Все остановились посмотреть, на что указывает бортник. Почти всю дорогу они ехали узкими долинами, прячась в их тени, но как раз сейчас им пришлось подняться на гребень холма, чтобы затем пересечь ту самую лощину, где заметили незнакомое животное.
— Спустимся туда, — сказал Мидлтон. — Зверь это или человек, мы слишком сильны, чтобы нам его бояться.
— Да! Не будь это в моральном смысле невозможно, — молвил траппер, который, как, вероятно, отметил читатель, не всегда правильно применял слова, — да, невозможно в моральном смысле, я сказал бы, что это тот человек, который странствует по свету, собирая гадов и букашек, — наш спутник, ученый доктор.
— Что тут невозможного? Ты же сам указал ему держаться этого направления, чтобы соединиться с нами.
— Да, но я не говорил ему, чтобы он обогнал лошадь на осле… Однако ты прав… ты прав, — перебил сам себя траппер, когда расстояние понемногу сократилось и он убедился, что в самом деле видит Овида и Азинуса. — Ты совершенно прав, хоть это и настоящее чудо! Чего только не сделает страх!.. Ну, приятель, изрядно же вы постарались, если за такое короткое время покрыли такой длинный путь. Дивлюсь я на вашего осла, как он быстроног!
— Азинус выбился из сил, — печально отвечал натуралист. — Ослик, что и говорить, не ленился с того часа, как мы расстались с вами, но теперь он не желает слушать никаких приглашений и уговоров следовать дальше. Надеюсь, сейчас нам не грозит непосредственная опасность со стороны дикарей?
— Не сказал бы, ох, не сказал бы! Между скваттером и тетонами дело пошло не так, как нужно бы, и я сейчас не поручусь, что хоть один из нас сохранит скальп на голове! Бедный осел надорвался; вы заставили его бежать быстрее, чем ему положено по природе, и теперь он как выдохшаяся гончая. Человек никогда, даже спасая свою шкуру, не должен забывать о жалости и осторожности.
— Вы указали на звезду, — возразил доктор, — и объяснили, что для достижения цели необходимо со всем усердием двигаться в том направлении.
— И что же, вы надеялись, если поспешите, догнать звезду?

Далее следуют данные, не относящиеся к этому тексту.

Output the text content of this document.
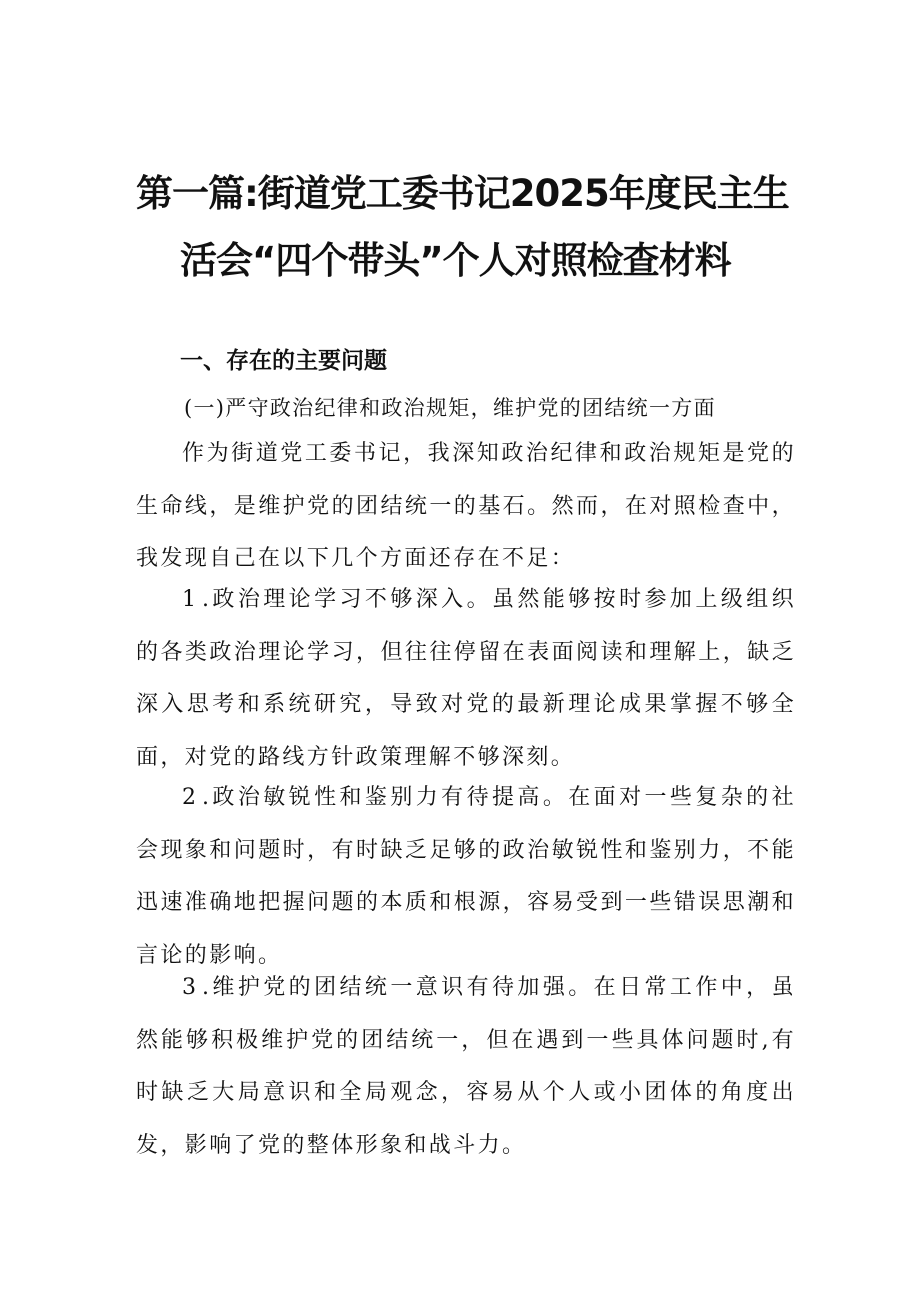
第一篇:街道党工委书记2025年度民主生
活会“四个带头”个人对照检查材料
一、存在的主要问题
(一)严守政治纪律和政治规矩，维护党的团结统一方面
作为街道党工委书记，我深知政治纪律和政治规矩是党的生命线，是维护党的团结统一的基石。然而，在对照检查中，我发现自己在以下几个方面还存在不足：
1.政治理论学习不够深入。虽然能够按时参加上级组织的各类政治理论学习，但往往停留在表面阅读和理解上，缺乏深入思考和系统研究，导致对党的最新理论成果掌握不够全面，对党的路线方针政策理解不够深刻。
2.政治敏锐性和鉴别力有待提高。在面对一些复杂的社会现象和问题时，有时缺乏足够的政治敏锐性和鉴别力，不能迅速准确地把握问题的本质和根源，容易受到一些错误思潮和言论的影响。
3.维护党的团结统一意识有待加强。在日常工作中，虽然能够积极维护党的团结统一，但在遇到一些具体问题时,有时缺乏大局意识和全局观念，容易从个人或小团体的角度出发，影响了党的整体形象和战斗力。
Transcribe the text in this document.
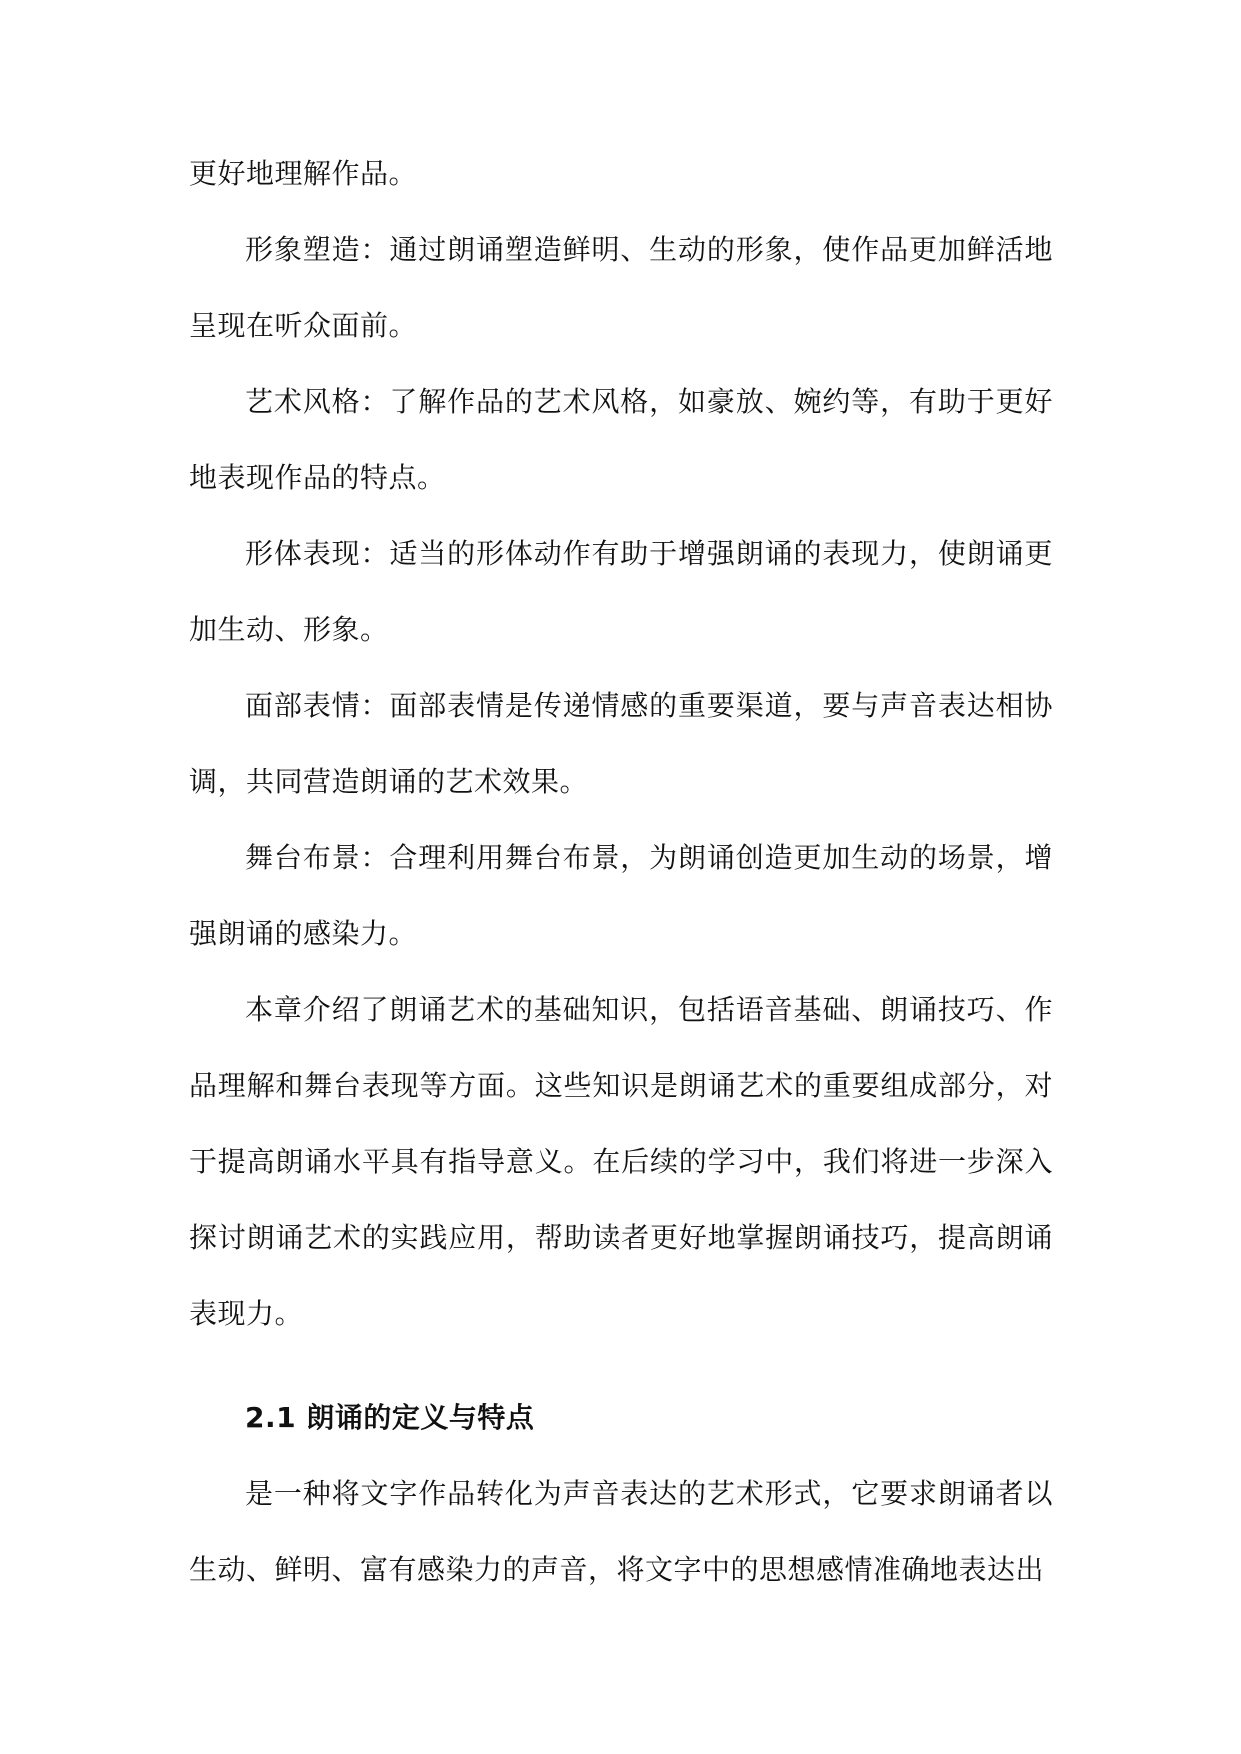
更好地理解作品。

形象塑造：通过朗诵塑造鲜明、生动的形象，使作品更加鲜活地呈现在听众面前。

艺术风格：了解作品的艺术风格，如豪放、婉约等，有助于更好地表现作品的特点。

形体表现：适当的形体动作有助于增强朗诵的表现力，使朗诵更加生动、形象。

面部表情：面部表情是传递情感的重要渠道，要与声音表达相协调，共同营造朗诵的艺术效果。

舞台布景：合理利用舞台布景，为朗诵创造更加生动的场景，增强朗诵的感染力。

本章介绍了朗诵艺术的基础知识，包括语音基础、朗诵技巧、作品理解和舞台表现等方面。这些知识是朗诵艺术的重要组成部分，对于提高朗诵水平具有指导意义。在后续的学习中，我们将进一步深入探讨朗诵艺术的实践应用，帮助读者更好地掌握朗诵技巧，提高朗诵表现力。

2.1 朗诵的定义与特点

是一种将文字作品转化为声音表达的艺术形式，它要求朗诵者以生动、鲜明、富有感染力的声音，将文字中的思想感情准确地表达出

Эх, вы смело рассуждаете о тварях господних, а вижу я, вы дитя во всем, что касается их инстинктов и способностей. Что же вы станете делать, если понадобится удирать во весь дух, да притом конец немалый?
— В строении четвероногого имеется кардинальный недочет, — сказал Овид, чей кроткий дух не выдержал груза столь чудовищных обвинений. — Если бы одну пару его ног заменить вращающимися рычагами, животное было бы вдвое менее подвержено усталости — это первая статья, а вторая…
— Какие там рычаги да статьи! Загнанный осел есть загнанный осел, и кто с этим не согласен, тот ему родной брат. Что ж, капитан, придется нам выбрать одно из двух зол: либо оставить этого человека, который прошел с нами вместе через много удач и бед, а потому нелегко нам будет на это решиться, либо же поискать укрытия, чтобы дать ослу отдохнуть.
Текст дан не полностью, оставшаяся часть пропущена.